Affiliated organ of the Organisation of Islamic Cooperation

The OIC Broadcasting Regulatory Authorities Forum (IBRAF; منتدى هيئات تنظيم البث في منظمة التعاون الإسلامي; Forum des autorités de régulation de la radiodiffusion de l'OCI; İİT Yayın Düzenleyici Otoriteler Forumu), also referred to as Organisation of Islamic Cooperation Broadcasting Regulatory Authorities Forum or the International Broadcasting Regulatory Authorities Forum, is an intergovernmental and one of the 17 affiliated institutions of the Organisation of Islamic Cooperation focused on establishment of cooperation between the OIC and broadcasting regulatory authorities of the 36 member states out of 57. It is principally focused on conducting measures against the backdrop of digitalization and convergence.

It has maintained a platform for sharing information, ideas, views, opinions, and experience concerning common interest within the field of broadcasting.

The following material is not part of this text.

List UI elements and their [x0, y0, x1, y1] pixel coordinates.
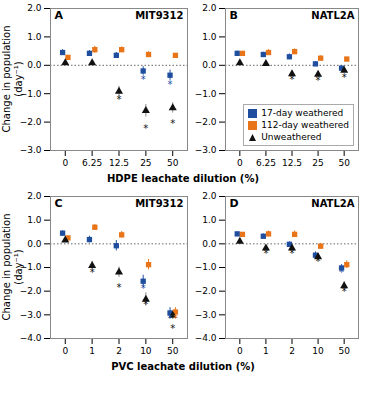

It has also been conducting discussions con audiovisual, concerning cultural relations, child protection and Islamophobia among others.

== History ==
Broadcasting Regulatory Authorities Forum was established after a session was held by the OIC Council of Foreign Ministers in Istanbul, Turkey between 17 and 18 November 2011. It was formally established in the 9th session held by Islamic Conference of Information Ministers (ICI) by adopting a resolution 11/9-INF between 17 and 20 April 2012 in Libreville, Gabon. The second resolution was adopted between 2 and 3 October 2012 in Jeddah, Saudi Arabia under the OIC Charter.

The first IBRAF executive secretary was appointed Prof. Hamit Ersoy who assumed the office on 06 February 2013. The appointment decision was made by Radio and Television Supreme Council.